The grid of the MOS tube Q1 is connected with one end of the parallel resistor array R8 through the resistor R30, the source electrode of the MOS tube Q1 is connected with one end of the parallel resistor array R8, the other end of the parallel resistor array R8 is used for grounding, the source electrode of the MOS tube Q1 is also connected with the drain electrode of the MOS tube Q1 through the capacitor C21, and the drain electrode of the MOS tube Q1 is connected with the second end of the primary coil.

7. The dimming device as recited in claim 1, wherein,

the EMI filtering rectification circuit comprises: common mode inductance L1, common mode inductance L2, electric capacity CX1, resistance R1 and resistance R2, adjustable resistance VR1, rectifier bridge BD1 and electric capacity C1 of establishing ties, wherein:

the common-mode inductor L1 comprises a first coil and a second coil, the common-mode inductor L2 comprises a third coil and a fourth coil, one end of the first coil is used for being connected with a live wire, the other end of the first coil is connected with a first input end of the rectifier bridge BD1 through the third coil, one end of the second coil is used for being connected with a zero line, and the other end of the second coil is connected with a second input end of the rectifier bridge BD1 through the fourth coil;

the first output end of the rectifier bridge BD1 is connected with the input end of the phase-cut voltage conversion circuit, and the second output end of the rectifier bridge BD1 is connected with the damping circuit;

Two ends of the adjustable resistor VR1 are respectively connected with two input ends of the rectifier bridge BD1, and two ends of the capacitor C1 are respectively connected with two output ends of the rectifier bridge BD 1;

the first coil is connected with the connecting node of the third coil through one end of the resistor R1 and one end of the resistor R2 which are connected in series, the second coil is connected with the connecting node of the fourth coil through the other end of the resistor R1 and the resistor R2 which are connected in series, and the capacitor CX1 is connected with the R1 and the resistor R2 which are connected in parallel.

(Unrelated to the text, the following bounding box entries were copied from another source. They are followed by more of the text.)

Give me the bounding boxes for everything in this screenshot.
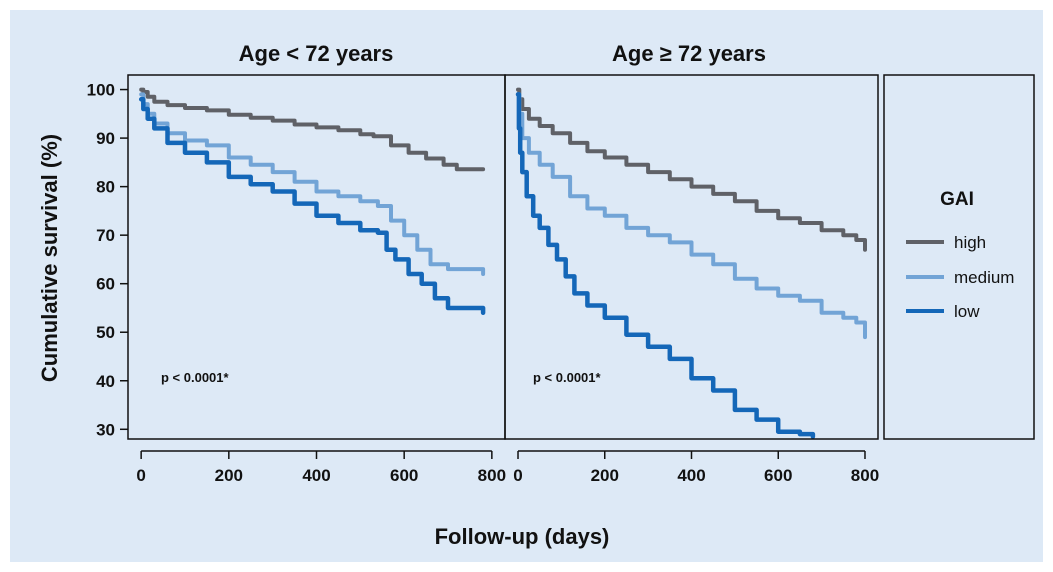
x-tick-label: 600 — [390, 466, 418, 485]
y-tick-label: 100 — [87, 81, 115, 100]
x-tick-label: 800 — [851, 466, 879, 485]
series-line-high-over-72 — [516, 87, 867, 252]
series-line-medium-under-72 — [139, 92, 486, 276]
legend-title: GAI — [940, 189, 974, 210]
plot-layer: 30 40 50 60 70 80 90 100 0 200 400 600 800 0 200 400 600… — [87, 81, 880, 485]
x-tick-label: 400 — [677, 466, 705, 485]
x-axis-title: Follow-up (days) — [435, 524, 610, 549]
legend-frame — [883, 74, 1035, 440]
panel-frame-over-72 — [504, 74, 879, 440]
x-tick-label: 600 — [764, 466, 792, 485]
legend-label-high: high — [954, 233, 986, 252]
y-tick-label: 90 — [96, 129, 115, 148]
y-tick-label: 80 — [96, 178, 115, 197]
legend-label-low: low — [954, 302, 980, 321]
x-tick-label: 0 — [136, 466, 145, 485]
y-tick-label: 70 — [96, 226, 115, 245]
y-tick-label: 50 — [96, 323, 115, 342]
series-line-medium-over-72 — [516, 92, 867, 340]
x-tick-label: 800 — [478, 466, 506, 485]
p-value-under-72: p < 0.0001* — [161, 370, 230, 385]
y-tick-label: 60 — [96, 275, 115, 294]
series-line-low-under-72 — [138, 97, 486, 316]
x-tick-label: 200 — [215, 466, 243, 485]
x-tick-label: 0 — [513, 466, 522, 485]
series-line-low-over-72 — [515, 92, 816, 439]
y-axis-title: Cumulative survival (%) — [37, 134, 62, 382]
chart-background — [10, 10, 1043, 562]
legend: GAI high medium low — [906, 189, 1014, 321]
legend-label-medium: medium — [954, 268, 1014, 287]
x-tick-label: 200 — [591, 466, 619, 485]
p-value-over-72: p < 0.0001* — [533, 370, 602, 385]
series-line-high-under-72 — [139, 87, 486, 172]
x-tick-label: 400 — [302, 466, 330, 485]
y-tick-label: 40 — [96, 372, 115, 391]
panel-title-under-72: Age < 72 years — [239, 41, 394, 66]
y-tick-label: 30 — [96, 420, 115, 439]
panel-title-over-72: Age ≥ 72 years — [612, 41, 766, 66]
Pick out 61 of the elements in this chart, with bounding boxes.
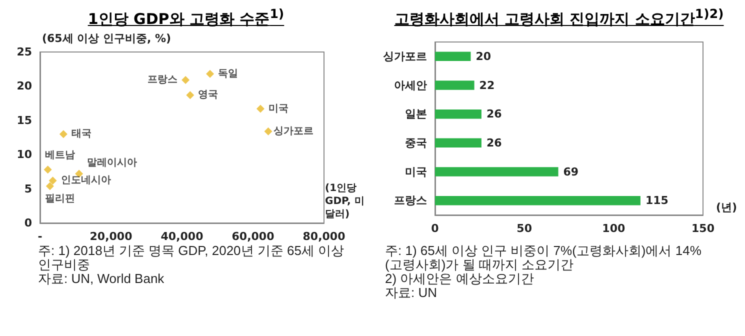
x-tick-label: 20,000 [90,230,133,243]
data-label: 26 [486,108,502,121]
point [59,130,68,138]
bar [435,52,471,62]
x-axis-title: (년) [716,201,738,214]
y-tick-label: 15 [16,114,32,127]
chart-title: 1인당 GDP와 고령화 수준$^{1)}$ [88,6,284,28]
x-tick-label: - [38,230,42,243]
series-label: 필리핀 [44,194,75,205]
x-tick-label: 100 [602,222,626,235]
data-label: 69 [563,165,579,178]
y-tick-label: 일본 [405,108,427,121]
point [206,70,214,78]
series-label: 싱가포르 [273,126,314,137]
point [44,166,52,174]
bar [435,109,482,119]
series-label: 영국 [198,90,218,101]
text: 주: 1) 2018년 기준 명목 GDP, 2020년 기준 65세 이상 인구비중 [38,243,346,272]
y-tick-label: 싱가포르 [383,50,427,63]
data-label: 115 [645,194,668,208]
text: 2) 아세안은 예상소요기간 [385,271,535,286]
point [46,182,54,190]
y-tick-label: 미국 [405,165,427,178]
y-tick-label: 프랑스 [394,194,427,208]
data-label: 26 [486,136,502,150]
y-tick-label: 5 [24,182,32,196]
series-label: 미국 [268,103,288,114]
point [256,104,264,113]
series-label: 프랑스 [148,74,178,86]
text: 자료: UN, World Bank [38,271,166,286]
series-label: 베트남 [44,150,75,162]
x-tick-label: 60,000 [232,230,275,243]
point [186,91,194,100]
point [48,176,57,185]
text: 자료: UN [385,285,438,300]
y-axis-title: (65세 이상 인구비중, %) [42,32,172,45]
bar [435,80,474,90]
point [182,76,190,84]
x-tick-label: 50 [516,222,532,235]
series-label: 태국 [71,128,92,140]
x-tick-label: 40,000 [160,230,204,243]
data-label: 22 [479,78,495,92]
chart-title: 고령화사회에서 고령사회 진입까지 소요기간$^{1)2)}$ [394,6,724,28]
x-tick-label: 80,000 [302,230,346,243]
x-tick-label: 0 [431,222,440,235]
y-tick-label: 10 [16,148,32,162]
bar [435,138,482,148]
bar [435,167,558,176]
y-tick-label: 25 [16,46,32,58]
y-tick-label: 중국 [405,136,427,150]
y-tick-label: 20 [16,80,32,93]
series-label: 말레이시아 [87,157,138,168]
x-axis-title: (1인당 GDP, 미달러) [325,183,364,220]
y-tick-label: 아세안 [394,78,427,92]
series-label: 인도네시아 [60,175,111,186]
data-label: 20 [476,50,492,63]
bar [435,196,640,206]
text: 주: 1) 65세 이상 인구 비중이 7%(고령화사회)에서 14%(고령사회)가 될 때까지 소요기간 [385,243,702,272]
series-label: 독일 [218,68,238,80]
point [264,127,272,136]
x-tick-label: 150 [692,222,715,235]
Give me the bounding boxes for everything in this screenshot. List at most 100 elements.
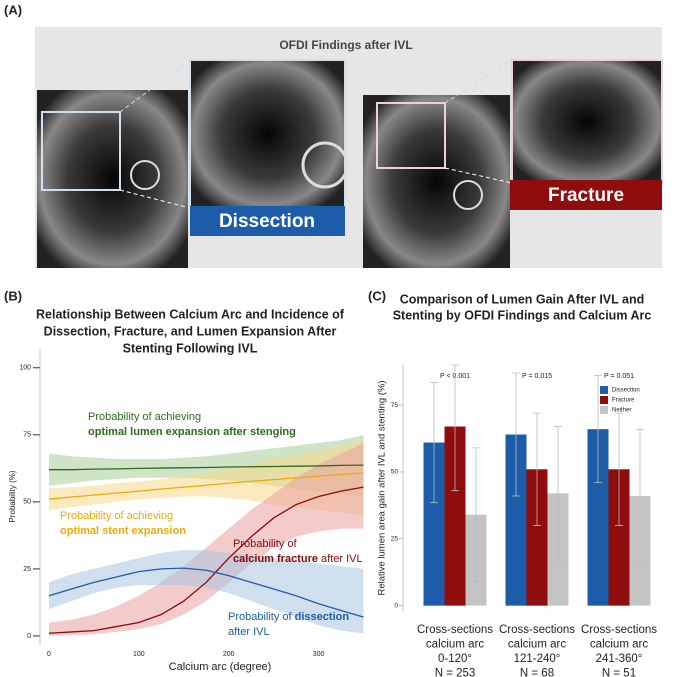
x-tick-label: 241-360° <box>596 653 643 665</box>
x-tick-label: calcium arc <box>508 639 566 651</box>
y-tick-label: 25 <box>391 536 399 543</box>
probability-line <box>48 464 364 471</box>
y-tick-label: 100 <box>19 365 31 372</box>
legend-label: Fracture <box>612 398 635 404</box>
bar <box>587 429 609 606</box>
x-tick-label: calcium arc <box>590 639 648 651</box>
annotation-segment: optimal stent expansion <box>60 525 186 537</box>
chart-title: Relationship Between Calcium Arc and Inc… <box>36 307 345 321</box>
legend-label: Neither <box>612 408 631 414</box>
error-bar <box>594 375 602 484</box>
catheter <box>130 160 160 190</box>
y-tick-label: 0 <box>394 602 398 609</box>
x-tick-label: 0-120° <box>438 653 472 665</box>
annotation-segment: after IVL <box>228 626 270 638</box>
zoom-box <box>376 102 446 169</box>
image-label: Fracture <box>548 185 624 206</box>
panel-label: (A) <box>4 2 22 17</box>
x-tick-label: 300 <box>313 651 325 658</box>
y-tick-label: 25 <box>23 566 31 573</box>
p-value: P = 0.015 <box>522 373 552 380</box>
annotation-segment: optimal lumen expansion after stenging <box>88 426 296 438</box>
x-tick-label: N = 51 <box>602 668 636 677</box>
panel-label: (C) <box>368 288 386 303</box>
x-tick-label: N = 253 <box>435 668 476 677</box>
catheter <box>453 180 483 210</box>
probability-line <box>48 486 364 634</box>
y-tick-label: 75 <box>23 432 31 439</box>
x-tick-label: Cross-sections <box>499 624 575 636</box>
bar <box>423 442 445 606</box>
zoom-line <box>444 59 513 104</box>
annotation-segment: Probability of achieving <box>88 411 201 423</box>
x-tick-label: calcium arc <box>426 639 484 651</box>
x-axis-label: Calcium arc (degree) <box>169 661 272 673</box>
error-bar <box>430 381 438 504</box>
confidence-band <box>48 550 364 634</box>
zoom-line <box>444 167 513 184</box>
x-tick-label: 121-240° <box>514 653 561 665</box>
catheter <box>301 141 349 189</box>
y-tick-label: 0 <box>27 633 31 640</box>
x-tick-label: 0 <box>47 651 51 658</box>
zoom-box <box>41 111 121 191</box>
error-bar <box>533 412 541 526</box>
oct-image <box>363 95 510 268</box>
oct-image <box>37 90 188 268</box>
p-value: P = 0.051 <box>604 373 634 380</box>
error-bar <box>615 412 623 526</box>
label-box <box>510 180 662 210</box>
error-bar <box>636 428 644 564</box>
x-tick-label: 100 <box>133 651 145 658</box>
bar <box>444 426 466 606</box>
zoom-line <box>119 59 191 113</box>
probability-line <box>48 567 364 618</box>
x-tick-label: Cross-sections <box>581 624 657 636</box>
chart-title: Stenting Following IVL <box>123 341 258 355</box>
y-axis-label: Relative lumen area gain after IVL and s… <box>377 380 388 595</box>
error-bar <box>554 426 562 561</box>
annotation: Probability of achieving <box>88 411 201 423</box>
annotation: calcium fracture after IVL <box>233 553 363 565</box>
chart-title: Dissection, Fracture, and Lumen Expansio… <box>44 324 337 338</box>
chart-title: Stenting by OFDI Findings and Calcium Ar… <box>393 308 652 322</box>
probability-line <box>48 472 364 500</box>
annotation: Probability of dissection <box>228 611 349 623</box>
x-tick-label: N = 68 <box>520 668 554 677</box>
annotation-segment: Probability of <box>228 611 295 623</box>
label-box <box>190 206 345 236</box>
annotation: Probability of achieving <box>60 510 173 522</box>
legend-swatch <box>600 406 608 414</box>
annotation-segment: after IVL <box>318 553 363 565</box>
annotation: optimal lumen expansion after stenging <box>88 426 296 438</box>
panel-label: (B) <box>4 288 22 303</box>
bar <box>608 469 630 606</box>
annotation-segment: dissection <box>295 611 350 623</box>
y-tick-label: 50 <box>391 469 399 476</box>
legend-swatch <box>600 396 608 404</box>
error-bar <box>451 364 459 492</box>
annotation: optimal stent expansion <box>60 525 186 537</box>
confidence-band <box>48 442 364 636</box>
error-bar <box>512 372 520 497</box>
legend-label: Dissection <box>612 388 640 394</box>
chart-title: Comparison of Lumen Gain After IVL and <box>400 292 644 306</box>
x-tick-label: 200 <box>223 651 235 658</box>
image-label: Dissection <box>219 211 315 232</box>
y-axis-label: Probability (%) <box>8 470 17 522</box>
legend-swatch <box>600 386 608 394</box>
zoom-line <box>119 189 191 209</box>
bar <box>505 434 527 606</box>
error-bar <box>472 447 480 582</box>
panel-a-title: OFDI Findings after IVL <box>279 38 412 52</box>
bar <box>526 469 548 606</box>
annotation-segment: Probability of achieving <box>60 510 173 522</box>
annotation-segment: calcium fracture <box>233 553 318 565</box>
annotation: Probability of <box>233 538 298 550</box>
x-tick-label: Cross-sections <box>417 624 493 636</box>
annotation: after IVL <box>228 626 270 638</box>
zoom-image <box>511 59 663 184</box>
annotation-segment: Probability of <box>233 538 298 550</box>
y-tick-label: 50 <box>23 499 31 506</box>
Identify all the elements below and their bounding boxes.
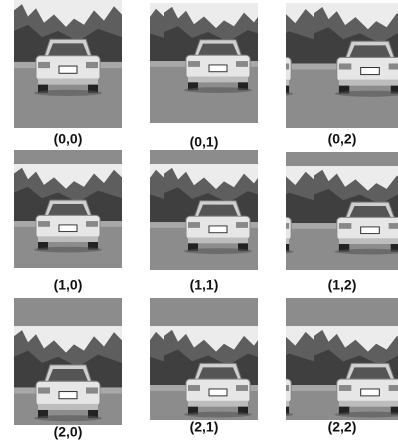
car-photo — [164, 3, 272, 123]
cell-label: (0,1) — [190, 134, 219, 150]
car-photo — [314, 166, 398, 284]
cell-label: (1,1) — [190, 277, 219, 293]
cell-label: (2,0) — [54, 424, 83, 440]
car-photo — [14, 164, 122, 282]
car-photo — [14, 0, 122, 128]
image-cell: (0,0) — [14, 0, 122, 147]
cell-label: (2,1) — [190, 419, 219, 435]
image — [14, 0, 122, 128]
cell-label: (2,2) — [328, 419, 357, 435]
cell-label: (1,2) — [328, 277, 357, 293]
image-grid: (0,0) (0,1) (0,2) (1,0) (1,1) (1,2) (2,0) (2,1)… — [14, 0, 398, 448]
cell-label: (0,2) — [328, 131, 357, 147]
car-photo — [164, 164, 272, 284]
cell-label: (0,0) — [54, 131, 83, 147]
car-photo — [314, 3, 398, 128]
figure: (0,0) (0,1) (0,2) (1,0) (1,1) (1,2) (2,0) (2,1)… — [0, 0, 398, 448]
cell-label: (1,0) — [54, 277, 83, 293]
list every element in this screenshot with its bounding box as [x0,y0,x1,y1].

8. An LED dimming driving power supply is characterized in that,

comprising a phase-cut dimmer and a dimming device according to any one of claims 1 to 7, the output of the phase-cut dimmer being connected to the input of the EMI filter rectifier circuit in the dimming device.

9. The LED dimming drive power supply of claim 8, further comprising a 0-10V/PWM dimmer, an output of the 0-10V/PWM dimmer being connected to the PWM dimming circuit.